Harvest Schroeder: The Human Factor
Harvest Schroeder admits that earning an engineering degree is challenging. “It is hard, but so is everything else that’s worthwhile,” Schroeder says. She likes to think about the human results of her work, and making the world better for the real people.
“It’s totally worth it,” the IIHR engineer says.
The Calamus, Iowa, native earned a B.S. in civil and environmental engineering at the University of Iowa, and she’s now pursuing an M.S. degree while working full-time on the Iowa Flood Center’s (IFC) Statewide Floodplain Mapping Project.
After being home schooled through her freshman year of high school, Schroeder graduated from Calamus-Wheatland High School. Her father taught science at the tiny school system, and his enthusiasm for all things scientific trickled down to Schroeder and her four siblings. He took the family on long vacations in the summer, tent camping in national parks and exploring the natural world.
Schroeder loved science and math classes, but she wasn’t set on engineering as a high school student. Like many younger students, she wasn’t entirely sure what an engineer does. “I feel like it’s something of a hidden profession,” she says.
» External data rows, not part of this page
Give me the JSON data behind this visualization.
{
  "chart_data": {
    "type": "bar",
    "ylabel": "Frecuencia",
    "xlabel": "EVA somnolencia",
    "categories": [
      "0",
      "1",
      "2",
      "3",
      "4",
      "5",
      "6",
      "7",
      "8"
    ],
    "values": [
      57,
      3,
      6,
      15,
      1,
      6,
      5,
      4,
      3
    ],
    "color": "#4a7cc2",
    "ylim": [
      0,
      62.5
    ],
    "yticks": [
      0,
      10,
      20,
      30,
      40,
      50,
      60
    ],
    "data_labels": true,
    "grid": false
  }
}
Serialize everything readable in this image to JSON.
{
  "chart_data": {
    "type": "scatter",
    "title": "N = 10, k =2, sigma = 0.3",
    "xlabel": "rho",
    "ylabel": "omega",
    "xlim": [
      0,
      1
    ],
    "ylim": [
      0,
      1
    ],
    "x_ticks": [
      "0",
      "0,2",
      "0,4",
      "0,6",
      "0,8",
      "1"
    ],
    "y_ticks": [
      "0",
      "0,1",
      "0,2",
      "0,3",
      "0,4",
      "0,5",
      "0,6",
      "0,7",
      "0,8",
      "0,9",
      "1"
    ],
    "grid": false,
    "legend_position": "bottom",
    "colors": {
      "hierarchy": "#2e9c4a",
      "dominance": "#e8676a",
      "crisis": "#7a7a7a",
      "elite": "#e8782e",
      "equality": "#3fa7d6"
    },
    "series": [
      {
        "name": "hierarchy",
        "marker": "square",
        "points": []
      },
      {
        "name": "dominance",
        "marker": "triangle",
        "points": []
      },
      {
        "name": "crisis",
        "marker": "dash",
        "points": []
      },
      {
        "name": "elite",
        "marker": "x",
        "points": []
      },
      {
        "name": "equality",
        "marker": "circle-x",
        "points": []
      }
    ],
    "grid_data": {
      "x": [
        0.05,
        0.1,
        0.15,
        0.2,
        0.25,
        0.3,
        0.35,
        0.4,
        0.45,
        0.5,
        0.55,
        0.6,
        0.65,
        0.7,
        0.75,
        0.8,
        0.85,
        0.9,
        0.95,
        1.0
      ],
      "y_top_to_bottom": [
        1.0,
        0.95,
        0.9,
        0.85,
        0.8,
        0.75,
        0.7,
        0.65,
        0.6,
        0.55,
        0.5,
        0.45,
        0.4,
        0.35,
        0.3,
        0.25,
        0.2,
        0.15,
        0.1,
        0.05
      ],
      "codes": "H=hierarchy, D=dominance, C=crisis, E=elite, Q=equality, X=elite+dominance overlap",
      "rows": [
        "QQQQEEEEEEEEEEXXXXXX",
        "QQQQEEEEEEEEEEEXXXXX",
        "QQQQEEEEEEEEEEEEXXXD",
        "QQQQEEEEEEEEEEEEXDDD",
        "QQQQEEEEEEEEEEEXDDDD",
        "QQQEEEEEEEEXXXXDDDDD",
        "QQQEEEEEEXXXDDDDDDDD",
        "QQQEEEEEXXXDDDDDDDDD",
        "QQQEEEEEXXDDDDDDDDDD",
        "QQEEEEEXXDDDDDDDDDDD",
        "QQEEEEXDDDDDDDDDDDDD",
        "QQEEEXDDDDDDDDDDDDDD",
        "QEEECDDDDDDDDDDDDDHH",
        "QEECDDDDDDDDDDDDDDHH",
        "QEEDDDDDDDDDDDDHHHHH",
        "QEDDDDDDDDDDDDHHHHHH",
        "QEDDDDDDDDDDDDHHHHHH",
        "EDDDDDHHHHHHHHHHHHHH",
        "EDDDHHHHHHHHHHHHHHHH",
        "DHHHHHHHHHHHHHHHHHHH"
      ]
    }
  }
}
She learned more about engineering from her older brother, who went to Iowa State to study chemical engineering. Job shadowing a civil engineer opened her eyes to what engineers actually do. Being outdoors at least part of the time appealed to her, and she also appreciated the fact that engineers can actually see the results of their work. “You’re building something,” she explains.
Engineering a Bright Future
When Schroeder was just starting her engineering classes at Iowa, she remembers looking around and finding herself one of only a few women in the room. “It’s definitely intimidating,” she says, but that doesn’t bother her these days. Although Schroeder knows that old-school resistance to women in engineering exists, she has never experienced it firsthand.
“I think I’ve been kind of fortunate,” she says.
Schroeder interned with the City of Iowa City in 2008 — the year of the big flood. That experience made her acutely aware of the importance of water-related engineering and its impact on people and communities.
It was something she never forgot. So when Schroder heard about an opportunity for students to work on the IFC’s Statewide Floodplain Mapping Project, she immediately wanted to get involved. After she completed her undergraduate degree, Schroeder’s position at the IFC evolved into a full-time job, and she was later chosen to serve as one of the project leaders.
The five-year effort has a big goal: to create new floodplain maps for the 85 Iowa counties that were declared Presidential Disaster Areas after the 2008 floods. Schroeder shares the leadership duties with Engineer Derek Chang, and she says they’re fortunate to have great supervision from IFC Associate Director Nate Young, as well as an excellent team of dedicated engineers.
When the Statewide Floodplain Mapping Project is complete, most Iowans will have up-to-date, reliable floodplain maps to turn to, which will make a positive difference in the lives of many Iowans. “I do feel you’re getting a useful product that people will use,” Schroeder says. “That provides a lot of motivation for me.”
Schroeder hopes to continue working in the field of hydrology and hydraulic engineering after the project is done. “I love being in the water research world,” she says.
An Intense Competitor
When she’s not working, Schroeder likes to spend time with her family and help out at her church, where she teaches Sunday school to second and third graders. She also loves to get outside and be active. She took up downhill skiing a couple of years ago, after cross country skiing throughout her youth. She also likes sand volleyball and Ultimate Frisbee.
When it comes to sports, Schroeder says, her normally low-key personality disappears. “My competitive side comes out,” she says. “It gets intense sometimes!”